L'usage excessif du mot "République" et de son adjectif laisse penser à une instrumentalisation. Mais de quoi parle-t-on quand on parle de la République ? Jean-Fabien, Spitz, professeur de philosophie politique à l'université Paris 1, auteur du livre "La République ? Quelles valeurs ?" clarifie la notion. Après avoir pris le soin de la distinguer de la démocratie, il explique :
"Historiquement, une république est un régime qui est appuyé sur trois piliers. Le premier, c'est le consentement du pouvoir. Il n'y a pas de pouvoir sinon qu'élu, et reposant sur le consentement des citoyens. La deuxième chose, c'est ce que Rousseau appelle un régime régi par des lois ce qui exclut le gouvernement par la volonté arbitraire d'un seul et de plusieurs. Le troisième pilier, c'est l'existence d'une série de droits attachés aux individus que le pouvoir, même lorsqu'il s'exerce par des lois, même lorsqu'il fait des lois, est tenu de respecter." Il conclut : "Et donc la République, c'est un pouvoir assujetti à des lois et limité par des droits."
Les valeurs républicaines, un catéchisme moral ?
L'expression, bien qu'utilisée dans son ouvrage, mérite une attention particulière selon Jean Fabien Spitz. Il insiste avant tout sur la distinction entre la notion de valeur et la notion de principe : "Des valeurs, ce sont des idées morales auxquelles on vous demande d'adhérer. Ça suppose une adhésion volontaire, interne, en conscience. C'est quelque chose qui a une dimension subjective. Un principe, c'est une règle qui gouverne les rapports entre les individus. Peu importe ce que vous pensez, on vous demande d'appliquer un principe. La République est fondée sur des principes avant d'être fondée sur des valeurs." Par conséquent rien ne garanti l'effectivité des prétendues valeurs républicaines. Il poursuit :
"Les hommes sont libres et égaux, naissent libres et égaux en droit. La question n'est pas tellement de savoir si les écoliers sont capables de le répéter par cœur, mais la question est de savoir s'ils sont capables de vivre en conformité avec des principes de ce genre."
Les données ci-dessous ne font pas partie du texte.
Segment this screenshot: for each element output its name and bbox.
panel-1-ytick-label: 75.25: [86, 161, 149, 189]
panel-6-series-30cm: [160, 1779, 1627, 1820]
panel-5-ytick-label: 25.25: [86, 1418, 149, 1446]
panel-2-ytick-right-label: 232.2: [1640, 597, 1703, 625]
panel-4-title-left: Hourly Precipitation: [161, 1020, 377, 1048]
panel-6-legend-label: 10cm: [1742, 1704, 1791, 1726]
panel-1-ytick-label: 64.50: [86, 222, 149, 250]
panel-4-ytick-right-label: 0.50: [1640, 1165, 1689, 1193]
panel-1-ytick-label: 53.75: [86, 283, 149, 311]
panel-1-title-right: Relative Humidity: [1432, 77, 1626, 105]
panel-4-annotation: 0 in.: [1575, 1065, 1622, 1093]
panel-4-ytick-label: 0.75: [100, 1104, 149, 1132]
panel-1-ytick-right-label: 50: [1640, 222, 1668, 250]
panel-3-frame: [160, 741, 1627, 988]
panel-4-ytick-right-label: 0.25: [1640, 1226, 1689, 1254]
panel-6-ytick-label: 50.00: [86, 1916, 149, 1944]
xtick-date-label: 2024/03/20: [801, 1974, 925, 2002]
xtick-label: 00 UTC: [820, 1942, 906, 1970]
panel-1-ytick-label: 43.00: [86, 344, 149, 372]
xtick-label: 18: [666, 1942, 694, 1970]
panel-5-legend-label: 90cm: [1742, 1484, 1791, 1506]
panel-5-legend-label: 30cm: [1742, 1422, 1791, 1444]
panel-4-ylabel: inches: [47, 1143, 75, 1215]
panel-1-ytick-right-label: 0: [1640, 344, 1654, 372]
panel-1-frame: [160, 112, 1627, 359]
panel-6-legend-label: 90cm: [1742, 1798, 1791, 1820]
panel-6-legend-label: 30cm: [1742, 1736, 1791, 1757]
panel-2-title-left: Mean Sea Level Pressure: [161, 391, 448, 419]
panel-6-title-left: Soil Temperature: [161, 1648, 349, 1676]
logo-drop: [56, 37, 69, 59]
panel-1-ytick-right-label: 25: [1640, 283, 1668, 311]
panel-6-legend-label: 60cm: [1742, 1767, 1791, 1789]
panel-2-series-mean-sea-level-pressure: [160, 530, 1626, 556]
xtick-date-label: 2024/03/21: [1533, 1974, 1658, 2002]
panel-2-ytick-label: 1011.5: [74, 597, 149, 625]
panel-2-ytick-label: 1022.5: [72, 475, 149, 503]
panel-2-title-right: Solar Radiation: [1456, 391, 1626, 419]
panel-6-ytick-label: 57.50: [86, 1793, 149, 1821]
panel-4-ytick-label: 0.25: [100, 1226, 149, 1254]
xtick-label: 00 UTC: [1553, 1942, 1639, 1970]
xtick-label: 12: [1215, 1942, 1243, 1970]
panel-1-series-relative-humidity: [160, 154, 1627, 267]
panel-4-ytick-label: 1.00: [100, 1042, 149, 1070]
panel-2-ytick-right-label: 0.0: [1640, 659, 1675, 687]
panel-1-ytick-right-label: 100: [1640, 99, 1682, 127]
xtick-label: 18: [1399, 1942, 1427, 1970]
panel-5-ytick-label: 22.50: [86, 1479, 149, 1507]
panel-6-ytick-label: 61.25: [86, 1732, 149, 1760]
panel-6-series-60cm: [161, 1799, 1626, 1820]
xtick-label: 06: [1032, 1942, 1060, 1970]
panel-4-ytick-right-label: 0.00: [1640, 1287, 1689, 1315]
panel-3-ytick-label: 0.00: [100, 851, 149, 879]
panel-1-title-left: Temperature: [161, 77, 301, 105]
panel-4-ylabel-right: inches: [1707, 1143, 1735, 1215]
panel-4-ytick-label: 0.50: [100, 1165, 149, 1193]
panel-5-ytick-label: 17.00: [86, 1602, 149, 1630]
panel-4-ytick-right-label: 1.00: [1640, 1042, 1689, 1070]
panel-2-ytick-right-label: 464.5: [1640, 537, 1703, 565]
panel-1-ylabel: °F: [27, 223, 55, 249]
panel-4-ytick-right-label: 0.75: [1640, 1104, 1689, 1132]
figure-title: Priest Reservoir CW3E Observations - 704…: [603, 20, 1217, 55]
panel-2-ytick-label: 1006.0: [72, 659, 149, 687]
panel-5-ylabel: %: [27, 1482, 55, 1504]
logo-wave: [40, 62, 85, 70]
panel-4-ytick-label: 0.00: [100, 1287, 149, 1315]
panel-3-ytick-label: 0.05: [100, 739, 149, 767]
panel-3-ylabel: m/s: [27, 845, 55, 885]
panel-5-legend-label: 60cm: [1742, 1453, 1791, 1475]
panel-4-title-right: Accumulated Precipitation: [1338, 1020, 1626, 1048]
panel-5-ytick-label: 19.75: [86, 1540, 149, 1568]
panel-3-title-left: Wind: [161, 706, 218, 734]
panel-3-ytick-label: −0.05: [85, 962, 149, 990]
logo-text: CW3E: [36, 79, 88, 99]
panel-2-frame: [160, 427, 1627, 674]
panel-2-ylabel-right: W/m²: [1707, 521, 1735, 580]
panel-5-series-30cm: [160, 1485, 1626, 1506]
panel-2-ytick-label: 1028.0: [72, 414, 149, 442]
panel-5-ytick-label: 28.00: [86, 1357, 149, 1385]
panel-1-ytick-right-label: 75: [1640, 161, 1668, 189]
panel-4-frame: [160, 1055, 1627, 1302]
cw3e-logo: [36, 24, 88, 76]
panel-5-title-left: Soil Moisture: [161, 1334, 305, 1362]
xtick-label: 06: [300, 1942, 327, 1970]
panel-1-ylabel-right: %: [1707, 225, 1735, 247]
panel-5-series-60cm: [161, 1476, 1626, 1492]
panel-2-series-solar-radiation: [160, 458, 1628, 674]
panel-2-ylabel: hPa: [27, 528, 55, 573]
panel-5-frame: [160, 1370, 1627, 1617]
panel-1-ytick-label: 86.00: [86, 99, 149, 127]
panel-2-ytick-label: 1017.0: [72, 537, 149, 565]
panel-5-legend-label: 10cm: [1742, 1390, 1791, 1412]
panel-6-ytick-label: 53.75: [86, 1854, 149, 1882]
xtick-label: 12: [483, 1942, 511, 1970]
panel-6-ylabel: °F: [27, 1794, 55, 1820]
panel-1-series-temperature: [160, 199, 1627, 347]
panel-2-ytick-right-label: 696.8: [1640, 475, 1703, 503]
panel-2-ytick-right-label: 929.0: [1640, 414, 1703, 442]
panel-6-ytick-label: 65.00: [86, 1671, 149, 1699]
Une République sans valeurs, une République sans substance
Quelle est la direction d'un ensemble de principes dépourvu de valeurs morales ? Pourquoi parle-t-on historiquement de république sociale ? La république sans qualificatif était indéterminée ? Pour répondre à la question, Jean Fabien Spitz replonge dans l'Histoire :
"Au moment où la révolution française et la révolution américaine ont eu lieu, il s'agissait de combattre ce que l'on appelait tout à l'heure le pouvoir arbitraire, c'est-à-dire de combattre des formes de domination et d'inégalité de pouvoir à l'intérieur des sociétés ancienne. Et donc, lorsqu'on a proclamé le principe de l'égalité morale de l'ensemble des citoyens, on a réfléchi aux moyens, et on s'est dit, le moyen de guérir la domination, c'est d'instaurer l'égalité des droits, c'est de proclamer le fait que les droits sont les mêmes pour tout le monde (...) Puis ensuite, au XIXe siècle, on s'est aperçu que l'égalité des droits ne suffisait pas à assurer une égalité réelle des indépendances en particulier à cause de la concentration de la propriété, de la concentration de la propriété des moyens de production." Pour illustrer, Jean Fabien Spitz fait référence à l'abolition de l'esclavage:
"On s'est très rapidement aperçu que le fait de disposer de droits absolument égaux ne faisait pas d'eux des hommes libres. Pourquoi ? Parce que démunis de toute espèce d'assises matérielles de leur indépendance, ils sont contraints de se vendre à leurs anciens propriétaires, tout simplement."